Saturday, April 17, 2004
(6:25 PM) | Adam Kotsko:
Joy and Revolution
Is there room for joy in philosophy, specifically in “revolutionary” philosophy?
Slavoj Žižek, in his “Repeating Lenin,” has this to say:
Lenin's slanderers like to evoke his famous paranoiac reaction at listening to Beethoven's appasionata (he first started to cry, then claimed that a revolutionary cannot afford to let himself go to such sentiments, because they make him too weak, wanting to pat the enemies instead of mercilessly fighting them) as the proof of his cold self-control and cruelty - however, even at its own terms, is this accident effectively an argument AGAINST Lenin? Does it not rather bear witness to an extreme sensitivity for music that needs to be kept in check in order to continue the political struggle? Who of today's cynical politicians still displays even a trace of such a sensitivity? Is not Lenin here at the very opposite of the high-ranked Nazis who, without any difficulty, combined such a sensitivity with the extreme cruelty in taking political decisions (suffice it to recall Heydrich, the holocaust architect, who, after a hard day's work, always found time to play with his comrades Beethoven's string quartets) - is not the proof of Lenin's humanity that, in contrast to this supreme barbarism, which resides in the very unproblematic unity of high culture and political barbarism, he was still extremely sensitive to the irreducible antagonism between art [and] power struggle?This Leninist “paranoia” is similar to a certain Wesleyan paranoia—but the difference is significant. Wesleyan asceticism is oriented toward joy, as the Plain Account of Christian Perfection makes clear. But what is the outcome of the Leninist revolution? A world of grayness, a purgatory.

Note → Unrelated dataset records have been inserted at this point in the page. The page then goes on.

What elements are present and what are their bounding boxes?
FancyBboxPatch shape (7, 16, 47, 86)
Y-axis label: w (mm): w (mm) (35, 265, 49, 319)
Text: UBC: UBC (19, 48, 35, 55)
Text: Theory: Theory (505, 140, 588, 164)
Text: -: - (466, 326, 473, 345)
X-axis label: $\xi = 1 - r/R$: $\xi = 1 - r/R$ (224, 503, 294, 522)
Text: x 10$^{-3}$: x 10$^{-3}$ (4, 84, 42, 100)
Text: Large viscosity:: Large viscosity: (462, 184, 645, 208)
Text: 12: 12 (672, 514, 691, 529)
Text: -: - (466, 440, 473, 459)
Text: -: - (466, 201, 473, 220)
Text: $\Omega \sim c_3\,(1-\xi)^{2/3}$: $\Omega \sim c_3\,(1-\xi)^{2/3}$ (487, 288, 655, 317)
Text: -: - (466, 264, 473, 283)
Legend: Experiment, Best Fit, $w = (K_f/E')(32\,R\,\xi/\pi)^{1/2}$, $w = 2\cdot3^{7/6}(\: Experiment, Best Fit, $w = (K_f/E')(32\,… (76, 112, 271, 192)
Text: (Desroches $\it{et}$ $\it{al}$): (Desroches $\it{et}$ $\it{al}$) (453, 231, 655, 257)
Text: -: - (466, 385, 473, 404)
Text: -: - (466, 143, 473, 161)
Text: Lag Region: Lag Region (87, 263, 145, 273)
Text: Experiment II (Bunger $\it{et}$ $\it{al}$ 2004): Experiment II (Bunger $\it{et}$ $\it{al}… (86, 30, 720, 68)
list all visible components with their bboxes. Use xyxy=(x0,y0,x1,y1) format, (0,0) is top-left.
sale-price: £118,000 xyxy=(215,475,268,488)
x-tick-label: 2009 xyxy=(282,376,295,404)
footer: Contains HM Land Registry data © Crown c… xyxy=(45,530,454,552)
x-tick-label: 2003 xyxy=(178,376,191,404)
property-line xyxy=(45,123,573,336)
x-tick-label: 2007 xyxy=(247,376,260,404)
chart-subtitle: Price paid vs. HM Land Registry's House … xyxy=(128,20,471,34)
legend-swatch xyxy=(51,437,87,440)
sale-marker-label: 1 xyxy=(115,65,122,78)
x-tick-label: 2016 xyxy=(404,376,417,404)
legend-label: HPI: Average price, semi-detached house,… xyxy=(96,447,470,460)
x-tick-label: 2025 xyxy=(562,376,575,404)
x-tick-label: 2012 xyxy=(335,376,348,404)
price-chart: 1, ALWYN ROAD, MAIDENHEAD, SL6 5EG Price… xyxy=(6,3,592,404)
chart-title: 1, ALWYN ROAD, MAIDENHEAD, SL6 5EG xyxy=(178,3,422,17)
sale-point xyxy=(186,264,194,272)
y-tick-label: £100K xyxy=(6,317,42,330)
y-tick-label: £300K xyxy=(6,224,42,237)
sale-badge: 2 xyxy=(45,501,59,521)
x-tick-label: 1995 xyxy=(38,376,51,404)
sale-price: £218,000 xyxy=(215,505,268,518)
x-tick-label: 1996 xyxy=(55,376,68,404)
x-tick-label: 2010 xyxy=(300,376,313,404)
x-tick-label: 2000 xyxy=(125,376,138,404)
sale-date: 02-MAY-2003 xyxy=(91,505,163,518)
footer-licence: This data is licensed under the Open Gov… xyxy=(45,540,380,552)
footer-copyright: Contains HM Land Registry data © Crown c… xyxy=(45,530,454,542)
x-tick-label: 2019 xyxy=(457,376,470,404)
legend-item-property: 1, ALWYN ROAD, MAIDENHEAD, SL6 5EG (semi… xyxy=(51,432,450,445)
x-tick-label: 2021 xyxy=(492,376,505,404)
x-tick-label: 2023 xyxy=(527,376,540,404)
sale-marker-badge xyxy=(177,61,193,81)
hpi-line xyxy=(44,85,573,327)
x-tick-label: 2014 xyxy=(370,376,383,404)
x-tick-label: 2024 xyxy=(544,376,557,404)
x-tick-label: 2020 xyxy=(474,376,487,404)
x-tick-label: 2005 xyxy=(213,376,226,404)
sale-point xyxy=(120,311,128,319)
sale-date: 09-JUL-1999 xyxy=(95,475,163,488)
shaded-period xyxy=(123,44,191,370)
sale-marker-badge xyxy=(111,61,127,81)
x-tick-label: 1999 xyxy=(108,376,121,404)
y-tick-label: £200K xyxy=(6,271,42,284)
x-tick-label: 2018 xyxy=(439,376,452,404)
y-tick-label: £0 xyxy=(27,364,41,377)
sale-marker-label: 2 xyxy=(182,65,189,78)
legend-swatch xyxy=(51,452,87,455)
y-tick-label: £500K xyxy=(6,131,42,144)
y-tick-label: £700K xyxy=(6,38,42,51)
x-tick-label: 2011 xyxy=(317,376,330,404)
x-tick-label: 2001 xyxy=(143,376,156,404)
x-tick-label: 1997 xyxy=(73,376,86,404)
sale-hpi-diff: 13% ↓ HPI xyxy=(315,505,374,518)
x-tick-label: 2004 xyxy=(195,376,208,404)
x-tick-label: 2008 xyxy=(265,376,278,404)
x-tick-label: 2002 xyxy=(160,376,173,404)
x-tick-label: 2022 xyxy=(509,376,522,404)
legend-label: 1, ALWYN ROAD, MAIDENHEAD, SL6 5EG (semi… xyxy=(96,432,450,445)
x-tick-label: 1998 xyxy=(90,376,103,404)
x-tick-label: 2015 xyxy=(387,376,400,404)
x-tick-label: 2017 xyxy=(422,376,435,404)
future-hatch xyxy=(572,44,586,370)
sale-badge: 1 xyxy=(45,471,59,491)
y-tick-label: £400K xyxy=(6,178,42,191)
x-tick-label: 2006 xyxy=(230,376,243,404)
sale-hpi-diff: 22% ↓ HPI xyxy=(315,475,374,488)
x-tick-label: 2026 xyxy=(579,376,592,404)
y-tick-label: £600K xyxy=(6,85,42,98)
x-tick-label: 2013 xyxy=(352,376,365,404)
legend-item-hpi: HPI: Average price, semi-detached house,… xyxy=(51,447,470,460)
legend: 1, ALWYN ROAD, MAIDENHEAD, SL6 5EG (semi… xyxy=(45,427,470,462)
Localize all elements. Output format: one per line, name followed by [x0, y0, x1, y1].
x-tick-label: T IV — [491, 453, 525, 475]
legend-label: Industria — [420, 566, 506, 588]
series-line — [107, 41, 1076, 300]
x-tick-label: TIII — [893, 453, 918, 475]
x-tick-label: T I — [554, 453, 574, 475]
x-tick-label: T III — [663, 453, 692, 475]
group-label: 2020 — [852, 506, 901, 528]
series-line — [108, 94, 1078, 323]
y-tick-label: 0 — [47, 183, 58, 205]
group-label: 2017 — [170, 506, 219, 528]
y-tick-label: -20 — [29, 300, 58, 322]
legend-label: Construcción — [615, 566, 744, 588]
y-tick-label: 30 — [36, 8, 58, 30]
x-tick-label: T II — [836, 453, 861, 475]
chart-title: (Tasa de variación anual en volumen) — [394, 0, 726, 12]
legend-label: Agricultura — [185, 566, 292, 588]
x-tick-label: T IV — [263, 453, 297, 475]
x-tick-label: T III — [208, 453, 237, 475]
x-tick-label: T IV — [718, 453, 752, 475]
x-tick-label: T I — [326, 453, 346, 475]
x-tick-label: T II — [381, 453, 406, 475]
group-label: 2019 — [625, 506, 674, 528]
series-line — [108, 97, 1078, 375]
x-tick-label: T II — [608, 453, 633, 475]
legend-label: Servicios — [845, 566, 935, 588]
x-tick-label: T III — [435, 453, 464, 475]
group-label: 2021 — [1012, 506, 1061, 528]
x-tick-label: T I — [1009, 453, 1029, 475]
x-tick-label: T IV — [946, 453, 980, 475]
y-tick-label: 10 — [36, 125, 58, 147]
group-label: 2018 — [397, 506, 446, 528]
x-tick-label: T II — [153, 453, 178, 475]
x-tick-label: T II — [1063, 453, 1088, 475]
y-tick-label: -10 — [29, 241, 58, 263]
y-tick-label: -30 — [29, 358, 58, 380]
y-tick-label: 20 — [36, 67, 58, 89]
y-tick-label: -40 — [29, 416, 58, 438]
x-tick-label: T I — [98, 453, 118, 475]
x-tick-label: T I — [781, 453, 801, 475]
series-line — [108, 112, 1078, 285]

This is not to take some naïve approach and “choose America” over the communist debacle, nor is it an attempt to commend the concrete results of the Wesleyan revolution—the paranoia and cruelty of the Church of the Nazarene and the “apolitical” reactionism of many pentecostal churches prevent me from taking that route. So what am I proposing? “Joy in Christ”? Perhaps. I quote this from Barth’s Humanity of God:
But it is just in view of Jesus Christ that the judgment is made that God’s divinity does not exclude, but includes his humanity. If only Calvin had continued thinking more energetically at this point in his Christology, in his doctrine of God, in his doctrine of predestination and then logically in his ethics! Then his Geneva would not have become such a dismal affair. Then his letters would not have contained so much bitterness.The really revolutionary thing about Christianity, for Žižek and others, is that everything has already happened. I don’t know if they necessarily think this through in all its rigor, ignorant as they seem to be of much twentieth-century theology—the coming future, the messianic kingdom, has content. We already know what it looks like, and it looks like Jesus of Nazareth. The future has already happened and is happening. How different this is from a joyless Marxism, where the shape of society “after the revolution” can never be conceptualized—and where, consequently, revolution itself becomes the promised utopia. To quote Žižek:
Which, then, is the criterion of the political act? Success as such clearly doesn't count, even if we define it in the dialectical way of Merleau-Ponty, as the wager that future will retroactively redeem our present horrible acts (this is how, in his Humanism and Terror, Merleau-Ponty provided one of the more intelligent justifications of the Stalinist terror: retroactively, it will become justified if its final outcome will be true freedom); neither does the reference to some abstract-universal ethical norms. The only criteria is the absolutely INHERENT one: that of the ENACTED UTOPIA. In a proper revolutionary breakthrough, the utopian future is neither simply fully realized, present, nor simply evoked as a distant promise which justified present violence - it is rather as if, in a unique suspension of temporality, in the short-circuit between the present and the future, we are - as if by Grace - for a brief time allowed to act AS IF the utopian future is (not yet fully here, but) already at hand, just there to be grabbed. Revolution is not experienced as a present hardship we have to endure for the happiness and freedom of the future generations, but as the present hardship over which this future happiness and freedom already cast their shadow - in it, we ALREADY ARE FREE WHILE FIGHTING FOR FREEDOM, we ALREADY ARE HAPPY WHILE FIGHTING FOR HAPPINESS, no matter how difficult the circumstances. Revolution is not a Merlo-Pontyan wager, an act suspended in the futur anterieur, to be legitimized or delegitimized by the long term outcome of the present acts; it is as it were ITS OWN ONTOLOGICAL PROOF, an immediate index of its own truth.The Christian utopian vision short-ciruits even this Leninist utopia: we can enjoy freedom and happiness now, without even fighting. The pacifism of the early church is a new kind of messianic ideal in which war itself is skipped over. This may well be “revolution without revolution,” or it could be a radical step further, “a stumbling block to the Jews and foolishness to the Gentiles”—embracing the accusation of “revolution without revolution,” enjoying a revolution that has already been accomplished.
The Christian hope is perhaps perverse, and it is not self-evidently correct or desirable, but it is at very least distinctive.